Necropolis, Steam’s Latest Hit, Is Not Very Good

Necropolis, Steam’s Latest Hit, Is Not Very Good

Necropolis is a cool-looking game from cool developers that looks cool sitting atop Steam’s top sellers list. It’s got the feel of a surefire hit. It’s also really not very good at all.

I’ve played a few hours of Necropolis now, and I hate to say it, but I’m bored. The game’s a third-person action roguelite with overt Dark Souls influences, and it comes from Harebrained Schemes, the folks who brought us the recent (and very good) Shadowrun games. You can watch me play in the video above.

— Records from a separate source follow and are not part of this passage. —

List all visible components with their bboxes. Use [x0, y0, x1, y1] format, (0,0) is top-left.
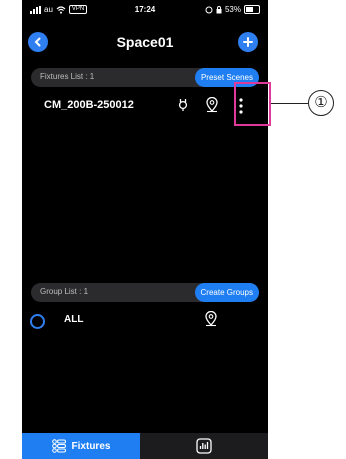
plug-icon[interactable] — [177, 98, 189, 112]
plus-icon — [243, 37, 253, 47]
equalizer-icon — [196, 438, 212, 454]
battery-icon — [244, 5, 260, 14]
status-bar: au VPN 17:24 53% — [22, 0, 268, 22]
tab-bar: Fixtures — [22, 433, 268, 459]
annotation-callout: ① — [308, 90, 334, 116]
group-list-bar: Group List : 1 Create Groups — [31, 283, 259, 302]
fixtures-list-label: Fixtures List : 1 — [40, 72, 95, 81]
alarm-icon — [205, 6, 213, 13]
tab-fixtures[interactable]: Fixtures — [22, 433, 140, 459]
group-row[interactable]: ALL — [22, 309, 268, 335]
fixtures-list-bar: Fixtures List : 1 Preset Scenes — [31, 68, 259, 87]
location-pin-icon[interactable] — [204, 311, 218, 327]
group-name: ALL — [64, 314, 84, 325]
annotation-highlight-box — [234, 82, 271, 126]
fixtures-icon — [51, 439, 66, 453]
fixture-row[interactable]: CM_200B-250012 — [22, 93, 268, 119]
tab-fixtures-label: Fixtures — [71, 440, 111, 452]
location-pin-icon[interactable] — [205, 97, 219, 113]
annotation-leader-line — [271, 103, 308, 104]
group-list-label: Group List : 1 — [40, 287, 89, 296]
status-right: 53% — [205, 5, 260, 14]
group-radio[interactable] — [30, 314, 45, 329]
add-button[interactable] — [238, 32, 258, 52]
app-screen: au VPN 17:24 53% Space01 Fixtures List :… — [22, 0, 268, 459]
page-title: Space01 — [116, 34, 174, 50]
lock-rotation-icon — [216, 5, 222, 13]
app-header: Space01 — [22, 28, 268, 56]
tab-equalizer[interactable] — [140, 433, 268, 459]
battery-percent: 53% — [224, 5, 241, 14]
fixture-name: CM_200B-250012 — [44, 99, 134, 111]
create-groups-button[interactable]: Create Groups — [194, 283, 259, 302]
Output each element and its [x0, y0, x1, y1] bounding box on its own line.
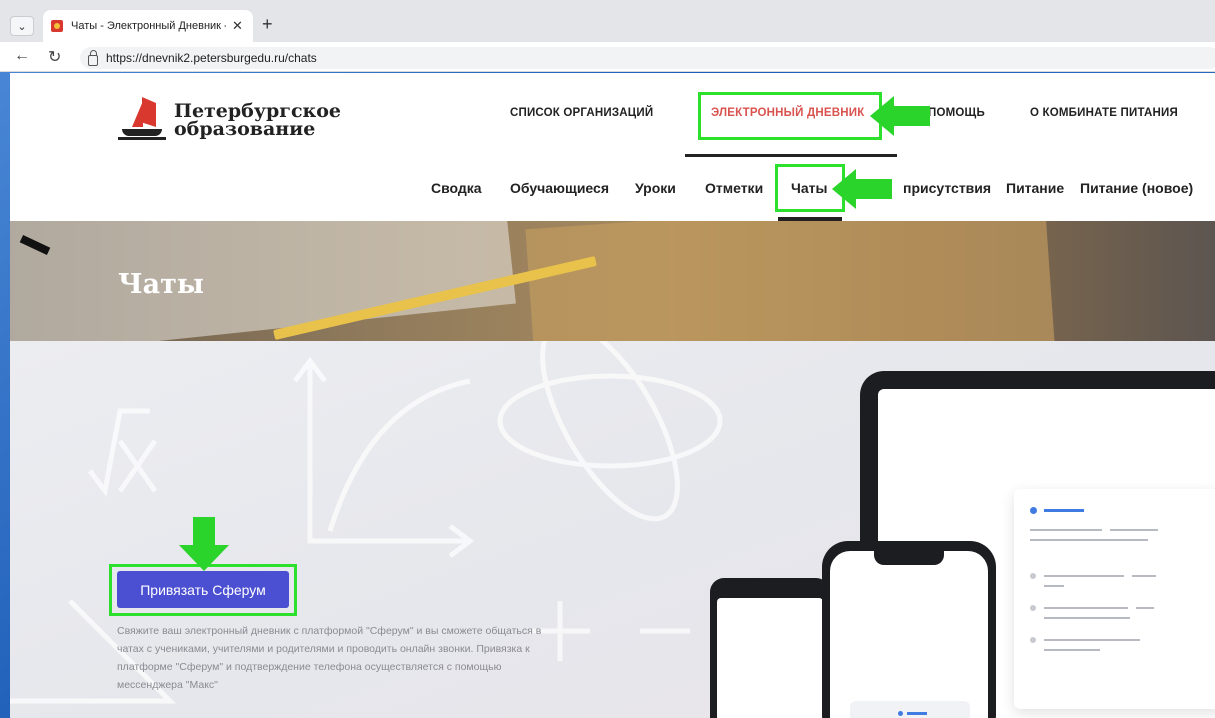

As you probably noticed, it’s got a snazzy stylised look, and all the characters wear sweet-arse scarves. The game screams “COOL” almost as loudly as its baddies scream “EEEEEARRRGHHHSCARYNOISE” all the damn time.

It’s almost fitting that a lot of those enemies are skeletons, because Necropolis doesn’t have much meat on its bones. (That said, the skeletons frequently drop actual hunks of meat that you can eat to regain health, which seems counter-intuitive because, you know, skeletons. But I’m getting away from myself.)

Necropolis, Steam’s Latest Hit, Is Not Very Good

You delve ever deeper into randomly generated dungeons, fighting groups of enemies with extremely basic attack patterns, using only a few different types of weapons. Combat is repetitive and unsatisfying, and each floor of the dungeon is punctuated by little more than a health increase and a trip down to the next floor. No boss fights, no surprises aside from some light story stuff. Even loot quickly grows tiresome, since many weapons confer slight (but never displayed or otherwise de-mystified) stat bonuses while feeling almost exactly like other weapons. Necropolis is just hallway after hallway of winding monotony.

It’s not horrible, per se. It can be a system hog, but for the most part the game at least works. Problem is, everything about it is just so predictable. Enemies, whether large or small, speedy or slow, move in straight lines, rarely vary their tactics and often form up into clumps and start thwacking each other on accident. They’re easily kited and crowd controlled, especially once you’ve got a larger weapon like a great sword or a big ol’ skull-splitting axe.

Weapons often look mysterious and powerful, and their effects light up the whole screen. I’m talking literal swords of ice and fire here. But the game is full of mystifying design decisions. Charged attacks, for instance, produce magical fireworks like the most patriotic damn warlock you’ve ever met, but they drain the hell out of your stamina and don’t hit nearly hard enough to justify it. Generally, your best bet is to chip away at enemies with light attacks from a larger sword. Stuns and knockdowns will follow, and shortly after, victory.

Necropolis, Steam’s Latest Hit, Is Not Very Good

Another thing that stands out to me as entirely bizarre: The game encourages you to use a lock-on targeting system a la 3D Legend of Zelda games, but then it frequently throws you into cramped spaces full of a ton of enemies. That is piss poor encounter design for a lock-on system. It doesn’t make any sense to lock-on given the circumstances. You’ll just get attacked from angles you can’t see.

On top of that, the game looooooooves to spawn enemies behind you in rooms you’ve either cleared or mostly cleared, further punishing you for locking on to deal with the task at hand. Who decided these things were good ideas? Can someone follow them around for a few weeks and put chairs and cacti and other painful things for them to trip over just outside their line of sight? Can they at least learn from all of this?

Necropolis has some occasionally entertaining writing, and its art design is solid. When you’re cleaving through crowds with a blood red blade the size of a mammoth tusk, combat verges on satisfying. But mostly, Necropolis is dull. Co-op multiplayer makes it slightly less so, but ultimately you just end up divvying up boredom between yourselves like rusty old blades from a bummer of a loot chest. Much as I generally love Harebrained Schemes’ games, I simply can’t recommend this one. Your time is better spent on any number of other, better roguelites and/or Souls-alikes.